Il futuro del centrodestra è appeso alla dottrina Maroni e al Lodo Zaia. Andiamo con ordine. I centrodestra oggi in realtà sono due. Il primo è il fronte sovranista composto da Lega di Matteo Salvini, Fratelli d’Italia di Giorgia Meloni e Direzione Italia di Raffaelle Fitto. Il secondo è il fronte moderato composto da Forza Italia di Silvio Berlusconi ed Energia per l’Italia di Stefano Parisi. Nei paraggi, ma dall’altra parte della barricata, c’è il Nuovo centrodestra di Angelino Alfano.
Mentre si discute di legge elettorale e il Partito democratico si dilania come sempre nella lotta delle correnti, i centrodestra provano a scrivere lo schema di gioco del prossimo futuro, magari anche per tornare a essere uno.
La dottrina, appunto, l’ha definita il governatore della Lombardia, Roberto Maroni: a livello locale si fanno accordi sul programma, chi accetta il programma (e il candidato che lo propone) è dentro, chi no è fuori. Dunque, a livello locale non si decide in base alle scelte romane, alle alleanze nazionali. Questo serve a Maroni ovviamente per avere un centrodestra unito e allargato all’area popolare in vista delle regionali del 2018, ma lo schema è replicabile altrove, come ha ribadito oggi a Libero il senatore di Forza Italia Altero Matteoli: nessun problema nel centrodestra (che torna uno) per le amministrative.
Resta una variabile non da poco. Chi fa da federatore in caso di elezioni politiche?

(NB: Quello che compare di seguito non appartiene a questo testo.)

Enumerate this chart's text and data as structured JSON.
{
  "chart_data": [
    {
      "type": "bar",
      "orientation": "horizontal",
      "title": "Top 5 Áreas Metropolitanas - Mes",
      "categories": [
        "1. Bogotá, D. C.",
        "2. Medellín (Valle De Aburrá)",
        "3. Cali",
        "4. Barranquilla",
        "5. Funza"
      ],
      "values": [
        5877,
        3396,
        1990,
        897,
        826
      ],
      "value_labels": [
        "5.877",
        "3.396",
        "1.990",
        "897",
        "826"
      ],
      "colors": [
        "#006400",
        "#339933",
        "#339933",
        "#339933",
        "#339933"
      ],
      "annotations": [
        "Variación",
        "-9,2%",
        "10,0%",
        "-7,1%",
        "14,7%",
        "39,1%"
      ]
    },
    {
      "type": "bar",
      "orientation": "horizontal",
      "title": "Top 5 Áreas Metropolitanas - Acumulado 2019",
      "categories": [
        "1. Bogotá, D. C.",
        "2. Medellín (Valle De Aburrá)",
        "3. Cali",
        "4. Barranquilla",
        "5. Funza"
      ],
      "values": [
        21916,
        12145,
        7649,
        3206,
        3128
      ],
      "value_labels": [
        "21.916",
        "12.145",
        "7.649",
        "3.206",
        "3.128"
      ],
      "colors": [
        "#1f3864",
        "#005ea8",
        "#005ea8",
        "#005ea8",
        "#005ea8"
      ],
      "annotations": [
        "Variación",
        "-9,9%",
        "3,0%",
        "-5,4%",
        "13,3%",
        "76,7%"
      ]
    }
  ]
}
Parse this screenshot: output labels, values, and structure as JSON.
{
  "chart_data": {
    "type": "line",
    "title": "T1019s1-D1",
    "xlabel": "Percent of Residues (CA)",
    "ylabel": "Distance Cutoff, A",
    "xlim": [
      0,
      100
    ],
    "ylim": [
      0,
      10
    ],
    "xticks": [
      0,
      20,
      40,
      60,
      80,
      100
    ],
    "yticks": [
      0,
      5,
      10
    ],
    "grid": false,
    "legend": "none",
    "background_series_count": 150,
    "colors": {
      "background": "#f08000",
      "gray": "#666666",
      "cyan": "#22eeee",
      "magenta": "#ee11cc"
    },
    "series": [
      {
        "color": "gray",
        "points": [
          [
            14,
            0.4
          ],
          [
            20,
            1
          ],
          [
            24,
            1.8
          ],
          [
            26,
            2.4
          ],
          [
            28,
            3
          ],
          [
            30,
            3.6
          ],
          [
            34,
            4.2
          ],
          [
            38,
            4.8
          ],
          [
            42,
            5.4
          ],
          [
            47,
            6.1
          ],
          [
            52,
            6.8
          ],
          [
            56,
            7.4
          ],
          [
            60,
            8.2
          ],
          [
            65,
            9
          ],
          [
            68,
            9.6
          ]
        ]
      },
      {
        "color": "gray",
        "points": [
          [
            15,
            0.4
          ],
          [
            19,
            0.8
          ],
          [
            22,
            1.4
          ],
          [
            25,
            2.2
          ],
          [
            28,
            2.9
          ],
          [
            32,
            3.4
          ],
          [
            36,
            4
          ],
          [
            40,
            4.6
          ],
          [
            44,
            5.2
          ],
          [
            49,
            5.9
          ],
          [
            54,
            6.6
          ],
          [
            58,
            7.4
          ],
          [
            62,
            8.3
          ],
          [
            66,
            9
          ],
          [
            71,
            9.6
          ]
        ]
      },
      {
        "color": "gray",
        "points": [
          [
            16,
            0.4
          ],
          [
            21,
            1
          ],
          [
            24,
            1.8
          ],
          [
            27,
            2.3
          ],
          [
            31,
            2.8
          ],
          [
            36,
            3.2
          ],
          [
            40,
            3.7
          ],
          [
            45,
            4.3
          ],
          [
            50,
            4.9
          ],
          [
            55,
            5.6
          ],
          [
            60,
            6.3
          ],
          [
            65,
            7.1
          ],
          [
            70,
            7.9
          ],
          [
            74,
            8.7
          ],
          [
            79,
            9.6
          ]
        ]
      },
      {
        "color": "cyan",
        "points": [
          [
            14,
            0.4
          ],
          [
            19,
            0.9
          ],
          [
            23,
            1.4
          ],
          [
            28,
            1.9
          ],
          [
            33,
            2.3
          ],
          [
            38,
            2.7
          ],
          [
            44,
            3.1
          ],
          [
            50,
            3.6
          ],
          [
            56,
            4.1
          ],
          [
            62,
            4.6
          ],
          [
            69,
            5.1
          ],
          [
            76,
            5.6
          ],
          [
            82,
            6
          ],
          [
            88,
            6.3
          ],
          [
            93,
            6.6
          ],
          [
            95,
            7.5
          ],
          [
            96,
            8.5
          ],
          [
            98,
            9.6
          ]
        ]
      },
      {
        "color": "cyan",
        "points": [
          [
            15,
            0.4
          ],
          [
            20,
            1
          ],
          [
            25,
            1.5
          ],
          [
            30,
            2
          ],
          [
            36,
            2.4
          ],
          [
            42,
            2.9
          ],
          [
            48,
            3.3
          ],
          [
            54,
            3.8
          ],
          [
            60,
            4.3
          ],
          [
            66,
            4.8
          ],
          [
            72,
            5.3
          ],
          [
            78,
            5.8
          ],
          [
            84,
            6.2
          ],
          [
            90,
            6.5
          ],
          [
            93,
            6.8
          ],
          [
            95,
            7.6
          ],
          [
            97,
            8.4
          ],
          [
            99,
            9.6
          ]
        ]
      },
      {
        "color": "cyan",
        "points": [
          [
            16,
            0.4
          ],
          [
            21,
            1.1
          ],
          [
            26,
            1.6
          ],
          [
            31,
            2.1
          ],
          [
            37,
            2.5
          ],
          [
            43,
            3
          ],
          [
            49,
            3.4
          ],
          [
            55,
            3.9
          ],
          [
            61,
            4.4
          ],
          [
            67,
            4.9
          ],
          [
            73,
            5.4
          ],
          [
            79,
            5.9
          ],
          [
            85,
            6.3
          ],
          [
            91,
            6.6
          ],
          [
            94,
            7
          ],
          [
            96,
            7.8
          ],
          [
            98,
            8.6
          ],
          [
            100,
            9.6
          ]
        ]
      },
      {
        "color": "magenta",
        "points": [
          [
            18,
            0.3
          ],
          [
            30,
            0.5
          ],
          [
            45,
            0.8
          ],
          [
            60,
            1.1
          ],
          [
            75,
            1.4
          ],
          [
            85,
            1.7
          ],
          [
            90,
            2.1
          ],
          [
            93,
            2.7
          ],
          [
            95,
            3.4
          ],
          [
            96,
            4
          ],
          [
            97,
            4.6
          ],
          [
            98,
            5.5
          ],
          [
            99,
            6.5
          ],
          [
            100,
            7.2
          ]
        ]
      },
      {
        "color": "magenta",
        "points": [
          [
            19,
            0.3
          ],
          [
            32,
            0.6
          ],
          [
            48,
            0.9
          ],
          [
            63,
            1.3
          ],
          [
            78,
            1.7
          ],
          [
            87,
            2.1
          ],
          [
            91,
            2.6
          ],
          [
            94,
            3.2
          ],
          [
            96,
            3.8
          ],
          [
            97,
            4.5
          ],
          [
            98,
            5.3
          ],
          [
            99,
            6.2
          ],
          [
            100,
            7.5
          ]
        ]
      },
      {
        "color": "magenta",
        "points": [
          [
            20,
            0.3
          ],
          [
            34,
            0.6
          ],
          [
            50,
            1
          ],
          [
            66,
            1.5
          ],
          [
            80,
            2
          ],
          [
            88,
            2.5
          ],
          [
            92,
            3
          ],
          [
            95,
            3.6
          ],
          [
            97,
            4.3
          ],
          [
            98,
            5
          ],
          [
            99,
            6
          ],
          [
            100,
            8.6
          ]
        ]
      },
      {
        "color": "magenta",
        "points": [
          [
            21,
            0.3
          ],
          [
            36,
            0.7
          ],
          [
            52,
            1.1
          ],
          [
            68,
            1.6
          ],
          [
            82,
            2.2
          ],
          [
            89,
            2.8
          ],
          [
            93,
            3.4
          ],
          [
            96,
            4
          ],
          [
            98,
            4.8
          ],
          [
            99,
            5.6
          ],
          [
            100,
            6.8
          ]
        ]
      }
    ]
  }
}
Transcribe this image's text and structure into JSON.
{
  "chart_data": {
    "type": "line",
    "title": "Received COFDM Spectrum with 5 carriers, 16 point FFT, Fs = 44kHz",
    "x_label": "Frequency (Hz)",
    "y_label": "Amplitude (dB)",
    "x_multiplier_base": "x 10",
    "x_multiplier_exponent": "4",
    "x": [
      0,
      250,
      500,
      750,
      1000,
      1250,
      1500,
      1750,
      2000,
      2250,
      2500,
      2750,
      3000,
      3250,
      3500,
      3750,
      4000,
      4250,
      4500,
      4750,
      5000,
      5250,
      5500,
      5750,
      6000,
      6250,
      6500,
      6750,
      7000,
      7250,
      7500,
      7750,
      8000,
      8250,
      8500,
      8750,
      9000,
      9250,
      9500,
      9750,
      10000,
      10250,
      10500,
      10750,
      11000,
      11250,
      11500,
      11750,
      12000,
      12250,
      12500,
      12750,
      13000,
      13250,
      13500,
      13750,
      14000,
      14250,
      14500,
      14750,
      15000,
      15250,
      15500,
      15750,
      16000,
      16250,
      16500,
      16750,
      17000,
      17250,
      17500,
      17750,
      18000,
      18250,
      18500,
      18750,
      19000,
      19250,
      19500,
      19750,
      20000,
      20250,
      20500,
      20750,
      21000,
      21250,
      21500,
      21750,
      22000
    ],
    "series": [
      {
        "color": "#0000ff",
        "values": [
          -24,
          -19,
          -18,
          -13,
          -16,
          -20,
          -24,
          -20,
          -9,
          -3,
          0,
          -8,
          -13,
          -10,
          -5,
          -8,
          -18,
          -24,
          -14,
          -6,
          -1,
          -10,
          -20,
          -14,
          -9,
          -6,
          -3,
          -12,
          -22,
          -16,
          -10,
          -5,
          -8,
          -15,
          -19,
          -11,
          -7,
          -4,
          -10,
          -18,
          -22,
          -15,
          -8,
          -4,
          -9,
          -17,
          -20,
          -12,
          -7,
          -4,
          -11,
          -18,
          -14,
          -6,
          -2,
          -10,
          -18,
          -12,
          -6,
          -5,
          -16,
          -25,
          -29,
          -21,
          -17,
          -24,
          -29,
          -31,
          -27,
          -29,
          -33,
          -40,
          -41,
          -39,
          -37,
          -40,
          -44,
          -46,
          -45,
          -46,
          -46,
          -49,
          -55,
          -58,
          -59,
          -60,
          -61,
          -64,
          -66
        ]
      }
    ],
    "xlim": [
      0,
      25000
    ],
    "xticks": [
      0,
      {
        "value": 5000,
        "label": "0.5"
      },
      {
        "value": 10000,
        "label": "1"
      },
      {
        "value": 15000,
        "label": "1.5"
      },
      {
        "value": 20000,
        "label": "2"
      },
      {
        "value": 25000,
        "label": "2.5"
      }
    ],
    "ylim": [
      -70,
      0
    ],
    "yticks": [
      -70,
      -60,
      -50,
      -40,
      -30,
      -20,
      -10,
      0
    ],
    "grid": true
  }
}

Quello di Luca Zaia, governatore del Veneto, è il nome che ricorre più spesso nel centrodestra come possibile candidato premier (anche se lui dice di no), seppure l’ipotesi di una candidatura di Paolo Del Debbio continua a piacere un po’ a tutti, non solo a Silvio Berlusconi.
Quello che è certo è che se la dottrina Maroni funziona, il centrodestra può intanto rinviare a lungo la scelta del federatore, viste le condizioni che si sono create in Parlamento e tra i partiti, dopo la vittoria del no al referendum sulla riforma costituzionale, l’uscita da Palazzo Chigi di Matteo Renzi e la sentenza della Consulta sull’Italicum.
Il rinvio può addirittura a dopo il voto (ma questo vale anche per il centrosinistra per la veritè) e riguardare, oltre alla definizione delle possibili coalizioni di governo, anche la scelta dell’eventuale primo ministro.